Lasciamo perdere il ritorno di Berlusconi che lascia senza parole: comunisti, libertà e quant’altro sembrano vocaboli di un vecchio arsenale dalle polveri bagnate. La vera novità è, invece, che ormai tutti danno per scontato l’avvento del nuovo leader Angelino Alfano che, ieri, ha dato la linea politica del Pdl prima dell’intervento dello stesso Berlusconi; per poi debuttare a “Che tempo che fa” dove si è proluso in sperticati elogi al conduttore così marcati da sembrare persino eccessivi.

Alfano va oltre la capacità seduttiva che esprimeva nelle sue intenzioni Silvio Berlusconi: lui uomo del sud punta alla conquista e offre a chiunque un rapporto unico esclusivo. Politicamente è sconclusionato, enfatico ma freddo con sequenze disorientanti. Il suo volto irregolare non è certo rassicurante anzi a tratti e respingente. Da ragione a tutti ascolta chiunque non contrasta nessuno e media: proprio nella mediazione trova il senso della sua azione politica. Media tra se stesso e quello che deve rappresentare, si capisce fin troppo bene quando recita la parte dell’apostolo fedele.

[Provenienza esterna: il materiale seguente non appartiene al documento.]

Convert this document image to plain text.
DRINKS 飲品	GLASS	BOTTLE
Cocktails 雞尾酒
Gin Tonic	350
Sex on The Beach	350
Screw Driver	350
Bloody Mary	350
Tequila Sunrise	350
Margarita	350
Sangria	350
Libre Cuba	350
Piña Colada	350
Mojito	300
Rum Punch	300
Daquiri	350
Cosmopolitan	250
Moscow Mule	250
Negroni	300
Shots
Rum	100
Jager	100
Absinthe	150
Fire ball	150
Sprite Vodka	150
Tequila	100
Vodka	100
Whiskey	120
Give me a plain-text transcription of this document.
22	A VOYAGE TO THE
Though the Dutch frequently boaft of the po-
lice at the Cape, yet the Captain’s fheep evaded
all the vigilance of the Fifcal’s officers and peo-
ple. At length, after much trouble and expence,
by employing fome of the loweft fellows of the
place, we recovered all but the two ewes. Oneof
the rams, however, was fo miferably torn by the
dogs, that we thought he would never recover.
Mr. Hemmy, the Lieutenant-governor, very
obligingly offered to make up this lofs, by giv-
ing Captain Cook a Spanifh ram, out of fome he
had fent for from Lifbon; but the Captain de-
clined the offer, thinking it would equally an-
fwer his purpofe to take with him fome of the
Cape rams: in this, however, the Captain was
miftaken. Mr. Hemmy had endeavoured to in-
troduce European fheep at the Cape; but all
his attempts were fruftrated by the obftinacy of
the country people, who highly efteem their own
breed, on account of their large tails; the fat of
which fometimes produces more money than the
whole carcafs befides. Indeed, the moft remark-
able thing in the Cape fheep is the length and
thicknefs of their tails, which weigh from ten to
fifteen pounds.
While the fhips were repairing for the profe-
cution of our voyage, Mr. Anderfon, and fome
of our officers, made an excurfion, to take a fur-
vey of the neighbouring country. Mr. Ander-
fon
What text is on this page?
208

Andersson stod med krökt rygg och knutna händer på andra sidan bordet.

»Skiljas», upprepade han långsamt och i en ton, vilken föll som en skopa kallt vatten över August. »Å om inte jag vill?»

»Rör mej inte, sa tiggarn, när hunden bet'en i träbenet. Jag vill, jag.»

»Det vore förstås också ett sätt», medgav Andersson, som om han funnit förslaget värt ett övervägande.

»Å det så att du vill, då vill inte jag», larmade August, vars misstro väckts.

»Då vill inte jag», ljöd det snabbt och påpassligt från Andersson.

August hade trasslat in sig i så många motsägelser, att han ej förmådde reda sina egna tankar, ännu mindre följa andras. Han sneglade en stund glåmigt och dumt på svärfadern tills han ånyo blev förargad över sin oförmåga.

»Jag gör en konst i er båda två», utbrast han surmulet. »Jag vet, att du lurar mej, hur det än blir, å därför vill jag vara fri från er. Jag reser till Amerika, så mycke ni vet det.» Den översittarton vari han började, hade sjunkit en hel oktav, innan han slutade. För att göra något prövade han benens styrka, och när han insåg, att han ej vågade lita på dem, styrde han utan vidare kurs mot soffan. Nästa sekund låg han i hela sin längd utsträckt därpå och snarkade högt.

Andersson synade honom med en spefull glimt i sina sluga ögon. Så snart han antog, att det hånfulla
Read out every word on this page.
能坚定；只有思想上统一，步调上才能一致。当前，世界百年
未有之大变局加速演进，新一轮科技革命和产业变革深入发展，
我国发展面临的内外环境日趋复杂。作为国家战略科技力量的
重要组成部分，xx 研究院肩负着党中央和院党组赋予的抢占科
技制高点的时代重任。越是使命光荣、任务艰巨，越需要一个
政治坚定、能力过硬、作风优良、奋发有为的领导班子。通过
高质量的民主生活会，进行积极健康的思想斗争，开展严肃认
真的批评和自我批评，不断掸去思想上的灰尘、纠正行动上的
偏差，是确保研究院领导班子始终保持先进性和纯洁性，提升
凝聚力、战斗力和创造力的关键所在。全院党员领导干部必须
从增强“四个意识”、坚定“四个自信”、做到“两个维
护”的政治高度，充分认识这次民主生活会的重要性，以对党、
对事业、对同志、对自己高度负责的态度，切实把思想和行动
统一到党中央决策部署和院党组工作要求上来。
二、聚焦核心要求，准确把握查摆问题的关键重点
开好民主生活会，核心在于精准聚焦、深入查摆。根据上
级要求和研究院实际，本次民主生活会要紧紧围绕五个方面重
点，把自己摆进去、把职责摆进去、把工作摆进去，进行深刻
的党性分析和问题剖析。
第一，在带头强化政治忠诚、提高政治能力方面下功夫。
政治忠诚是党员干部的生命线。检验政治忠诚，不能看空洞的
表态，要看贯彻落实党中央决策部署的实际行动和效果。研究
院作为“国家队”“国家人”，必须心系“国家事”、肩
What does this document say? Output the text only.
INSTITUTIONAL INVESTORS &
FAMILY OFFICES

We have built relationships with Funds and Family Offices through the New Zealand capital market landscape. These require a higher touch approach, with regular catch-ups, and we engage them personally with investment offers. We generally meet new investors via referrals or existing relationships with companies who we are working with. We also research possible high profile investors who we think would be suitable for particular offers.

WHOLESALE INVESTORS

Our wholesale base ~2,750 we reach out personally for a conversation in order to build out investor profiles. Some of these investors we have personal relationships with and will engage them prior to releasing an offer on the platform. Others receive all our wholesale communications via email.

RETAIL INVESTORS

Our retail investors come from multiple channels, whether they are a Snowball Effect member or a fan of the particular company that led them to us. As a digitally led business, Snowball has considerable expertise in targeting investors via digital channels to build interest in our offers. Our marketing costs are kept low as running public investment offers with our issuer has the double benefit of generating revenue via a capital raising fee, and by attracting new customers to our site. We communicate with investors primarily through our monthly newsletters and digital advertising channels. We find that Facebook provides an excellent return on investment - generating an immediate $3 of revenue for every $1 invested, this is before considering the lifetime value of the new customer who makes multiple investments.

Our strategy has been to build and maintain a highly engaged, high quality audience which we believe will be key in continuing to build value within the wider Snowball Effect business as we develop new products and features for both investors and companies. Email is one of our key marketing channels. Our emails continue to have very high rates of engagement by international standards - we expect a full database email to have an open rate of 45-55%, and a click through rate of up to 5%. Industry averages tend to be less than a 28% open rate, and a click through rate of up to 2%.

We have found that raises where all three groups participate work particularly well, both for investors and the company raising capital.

Ma quali sono i meriti politici che lo hanno portato a guidare il popolo di centrodestra? Se andate in Sicilia troverete solo macerie, il Pdl fuori dal governo della regione è un partito diviso che ha quasi dimezzato i suoi consensi. Se passiamo da via Arenula, dove per oltre tre anni a guidato il ministero della giustizia, sarà difficile trovare una traccia del suo passaggio. E allora qual è il suo titolo di merito?

La fedeltà verso Berlusconi, ovvio. Poco, troppo poco per diventare un leader. Sarebbe bene andare a primarie vere e fare scegliere all’interno di una competizione vera il futuro leader al popolo di centrodestra. E per unire i moderati in Italia sarebbe meglio cambiare la legge elettorale e non passare per convegni e liste chiuse. In una logica di democrazia competitiva se Alfano fosse dotato del talento necessario lo sapremmo già, prima di contare i danni.